Achieved excellent energy storage properties and ultrahigh power density of Ba0.85Ca0.15Zr0.1Ti0.9O3 lead-free ceramics modified by Bi(Mg0.5Hf0.5)O3

Abstract

Herein, novel binary systems of (1-x)Ba0.85Ca0.15Zr0.1Ti0.9O3-xBi(Mg0.5Hf0.5)O3 ((1-x)BCZT-xBMH, x = 0.00 ∼ 0.30) were fabricated based on a collaborative optimization strategy of compositional modulation and nano-domain. All the samples have a pure perovskite structure with a compact microstructure devoid of pores. Interestingly, an excellent recoverable energy density (Wrec ∼ 3.29 J/cm3) and high efficiency (η ∼ 90%) were achieved in 0.75BCZT-0.25BMH ceramics under 305 kV/cm. The improved energy storage performances (ESP) could be attributed to the fact that the introduction of Bi(Mg0.5Hf0.5)O3 increases the band gap, decreases the leakage current and grain size, in particular, frustrates the long range ferroelectric order, leading to the formation of the polar nanoregions (PNRs).

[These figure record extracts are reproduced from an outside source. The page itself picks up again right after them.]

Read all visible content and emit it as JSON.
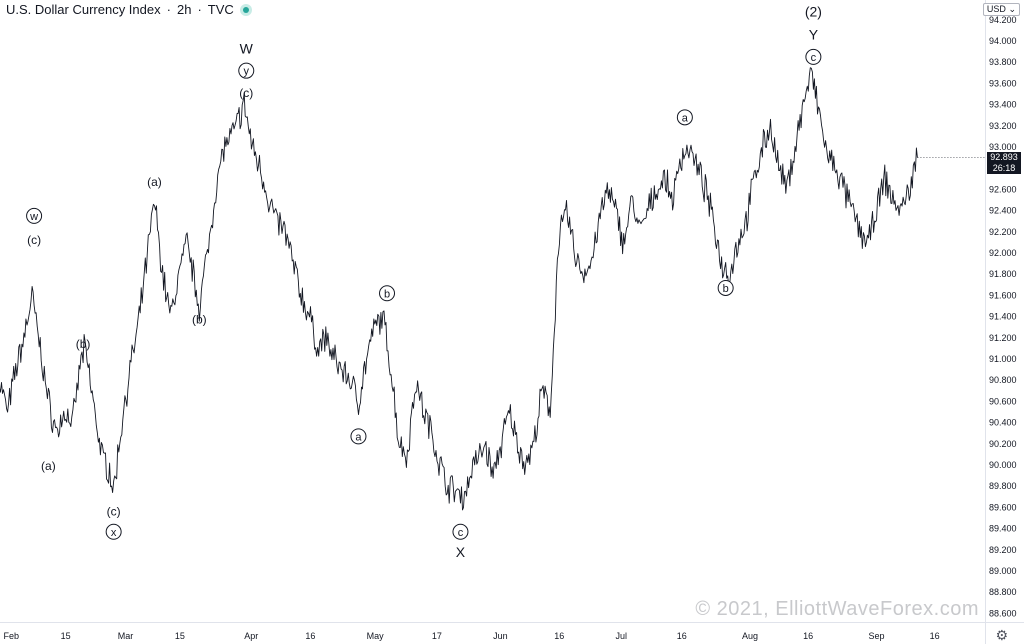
{
  "header": {
    "title": "U.S. Dollar Currency Index",
    "separator1": "·",
    "interval": "2h",
    "separator2": "·",
    "source": "TVC"
  },
  "price_axis": {
    "currency_label": "USD",
    "current_price": "92.893",
    "countdown": "26:18"
  },
  "watermark": "© 2021, ElliottWaveForex.com",
  "colors": {
    "price_line": "#131722",
    "axis_text": "#131722",
    "status_green": "#26a69a",
    "price_box_bg": "#131722",
    "watermark": "#c8c9cc"
  },
  "icons": {
    "settings": "gear-icon",
    "status": "status-dot-icon"
  },
  "chart_data": {
    "type": "line",
    "ylim": [
      88.5,
      94.4
    ],
    "y_ticks": [
      "88.600",
      "88.800",
      "89.000",
      "89.200",
      "89.400",
      "89.600",
      "89.800",
      "90.000",
      "90.200",
      "90.400",
      "90.600",
      "90.800",
      "91.000",
      "91.200",
      "91.400",
      "91.600",
      "91.800",
      "92.000",
      "92.200",
      "92.400",
      "92.600",
      "92.800",
      "93.000",
      "93.200",
      "93.400",
      "93.600",
      "93.800",
      "94.000",
      "94.200"
    ],
    "x_ticks": [
      {
        "day": 0,
        "label": "Feb"
      },
      {
        "day": 14,
        "label": "15"
      },
      {
        "day": 28,
        "label": "Mar"
      },
      {
        "day": 42,
        "label": "15"
      },
      {
        "day": 59,
        "label": "Apr"
      },
      {
        "day": 74,
        "label": "16"
      },
      {
        "day": 89,
        "label": "May"
      },
      {
        "day": 105,
        "label": "17"
      },
      {
        "day": 120,
        "label": "Jun"
      },
      {
        "day": 135,
        "label": "16"
      },
      {
        "day": 150,
        "label": "Jul"
      },
      {
        "day": 165,
        "label": "16"
      },
      {
        "day": 181,
        "label": "Aug"
      },
      {
        "day": 196,
        "label": "16"
      },
      {
        "day": 212,
        "label": "Sep"
      },
      {
        "day": 227,
        "label": "16"
      }
    ],
    "series": [
      {
        "points": [
          [
            -1,
            90.8
          ],
          [
            1,
            90.5
          ],
          [
            3,
            90.9
          ],
          [
            5,
            91.2
          ],
          [
            7,
            91.6
          ],
          [
            9,
            91.1
          ],
          [
            11,
            90.6
          ],
          [
            13,
            90.3
          ],
          [
            15,
            90.5
          ],
          [
            17,
            90.4
          ],
          [
            19,
            91.0
          ],
          [
            20,
            91.1
          ],
          [
            22,
            90.6
          ],
          [
            24,
            90.1
          ],
          [
            26,
            89.95
          ],
          [
            27,
            89.75
          ],
          [
            29,
            90.4
          ],
          [
            31,
            90.9
          ],
          [
            33,
            91.3
          ],
          [
            35,
            91.9
          ],
          [
            37,
            92.5
          ],
          [
            39,
            91.8
          ],
          [
            41,
            91.4
          ],
          [
            43,
            91.8
          ],
          [
            45,
            92.1
          ],
          [
            47,
            91.7
          ],
          [
            48,
            91.5
          ],
          [
            50,
            92.0
          ],
          [
            52,
            92.6
          ],
          [
            54,
            93.0
          ],
          [
            56,
            93.1
          ],
          [
            58,
            93.3
          ],
          [
            59,
            93.4
          ],
          [
            61,
            93.0
          ],
          [
            63,
            92.8
          ],
          [
            65,
            92.5
          ],
          [
            67,
            92.3
          ],
          [
            69,
            92.2
          ],
          [
            71,
            91.9
          ],
          [
            73,
            91.6
          ],
          [
            75,
            91.4
          ],
          [
            77,
            91.1
          ],
          [
            79,
            91.2
          ],
          [
            81,
            91.0
          ],
          [
            83,
            90.9
          ],
          [
            85,
            90.8
          ],
          [
            87,
            90.6
          ],
          [
            89,
            91.0
          ],
          [
            91,
            91.3
          ],
          [
            93,
            91.4
          ],
          [
            95,
            90.9
          ],
          [
            97,
            90.2
          ],
          [
            99,
            90.1
          ],
          [
            101,
            90.8
          ],
          [
            103,
            90.5
          ],
          [
            105,
            90.3
          ],
          [
            107,
            90.0
          ],
          [
            109,
            89.8
          ],
          [
            111,
            89.75
          ],
          [
            113,
            89.7
          ],
          [
            115,
            90.0
          ],
          [
            117,
            90.1
          ],
          [
            118,
            90.2
          ],
          [
            120,
            89.9
          ],
          [
            122,
            90.2
          ],
          [
            124,
            90.5
          ],
          [
            126,
            90.2
          ],
          [
            128,
            90.0
          ],
          [
            130,
            90.2
          ],
          [
            132,
            90.7
          ],
          [
            134,
            90.5
          ],
          [
            135,
            91.3
          ],
          [
            136,
            92.1
          ],
          [
            138,
            92.4
          ],
          [
            140,
            92.0
          ],
          [
            142,
            91.8
          ],
          [
            144,
            91.9
          ],
          [
            146,
            92.3
          ],
          [
            148,
            92.6
          ],
          [
            150,
            92.4
          ],
          [
            152,
            92.1
          ],
          [
            154,
            92.5
          ],
          [
            156,
            92.2
          ],
          [
            158,
            92.4
          ],
          [
            160,
            92.6
          ],
          [
            162,
            92.7
          ],
          [
            164,
            92.5
          ],
          [
            166,
            92.9
          ],
          [
            168,
            93.0
          ],
          [
            170,
            92.8
          ],
          [
            172,
            92.6
          ],
          [
            174,
            92.3
          ],
          [
            176,
            91.9
          ],
          [
            178,
            91.8
          ],
          [
            180,
            92.1
          ],
          [
            182,
            92.3
          ],
          [
            184,
            92.7
          ],
          [
            186,
            93.0
          ],
          [
            188,
            93.2
          ],
          [
            190,
            92.8
          ],
          [
            192,
            92.6
          ],
          [
            194,
            93.0
          ],
          [
            196,
            93.4
          ],
          [
            198,
            93.7
          ],
          [
            200,
            93.3
          ],
          [
            202,
            92.9
          ],
          [
            204,
            92.8
          ],
          [
            206,
            92.6
          ],
          [
            208,
            92.4
          ],
          [
            210,
            92.2
          ],
          [
            212,
            92.1
          ],
          [
            214,
            92.4
          ],
          [
            216,
            92.7
          ],
          [
            218,
            92.5
          ],
          [
            220,
            92.4
          ],
          [
            222,
            92.6
          ],
          [
            224,
            92.9
          ]
        ]
      }
    ],
    "annotations": [
      {
        "text": "w",
        "circled": true,
        "day": 7.5,
        "price": 92.35
      },
      {
        "text": "(c)",
        "circled": false,
        "day": 7.5,
        "price": 92.13
      },
      {
        "text": "(a)",
        "circled": false,
        "day": 11,
        "price": 90.0
      },
      {
        "text": "(b)",
        "circled": false,
        "day": 19.5,
        "price": 91.15
      },
      {
        "text": "(c)",
        "circled": false,
        "day": 27,
        "price": 89.57
      },
      {
        "text": "x",
        "circled": true,
        "day": 27,
        "price": 89.37
      },
      {
        "text": "(a)",
        "circled": false,
        "day": 37,
        "price": 92.68
      },
      {
        "text": "(b)",
        "circled": false,
        "day": 48,
        "price": 91.38
      },
      {
        "text": "W",
        "circled": false,
        "day": 59.5,
        "price": 93.93
      },
      {
        "text": "y",
        "circled": true,
        "day": 59.5,
        "price": 93.72
      },
      {
        "text": "(c)",
        "circled": false,
        "day": 59.5,
        "price": 93.52
      },
      {
        "text": "a",
        "circled": true,
        "day": 87,
        "price": 90.27
      },
      {
        "text": "b",
        "circled": true,
        "day": 94,
        "price": 91.62
      },
      {
        "text": "c",
        "circled": true,
        "day": 112,
        "price": 89.37
      },
      {
        "text": "X",
        "circled": false,
        "day": 112,
        "price": 89.18
      },
      {
        "text": "a",
        "circled": true,
        "day": 167,
        "price": 93.28
      },
      {
        "text": "b",
        "circled": true,
        "day": 177,
        "price": 91.67
      },
      {
        "text": "(2)",
        "circled": false,
        "day": 198.5,
        "price": 94.28
      },
      {
        "text": "Y",
        "circled": false,
        "day": 198.5,
        "price": 94.06
      },
      {
        "text": "c",
        "circled": true,
        "day": 198.5,
        "price": 93.85
      }
    ]
  }
}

Moreover, an ultrahigh power density (∼133.76 MW/cm3), an ultrafast discharge time (∼98 ns), an high frequency stability (1–103 Hz), fatigue resistance (×104 cycles), and good temperature stability (20–120 °C) can be concurrently realized in the optimized ceramics. These results demonstrate that the environmentally friendly 0.75BCZT-0.25BMH lead-free ceramics are a potential candidate for dielectric energy storage devices.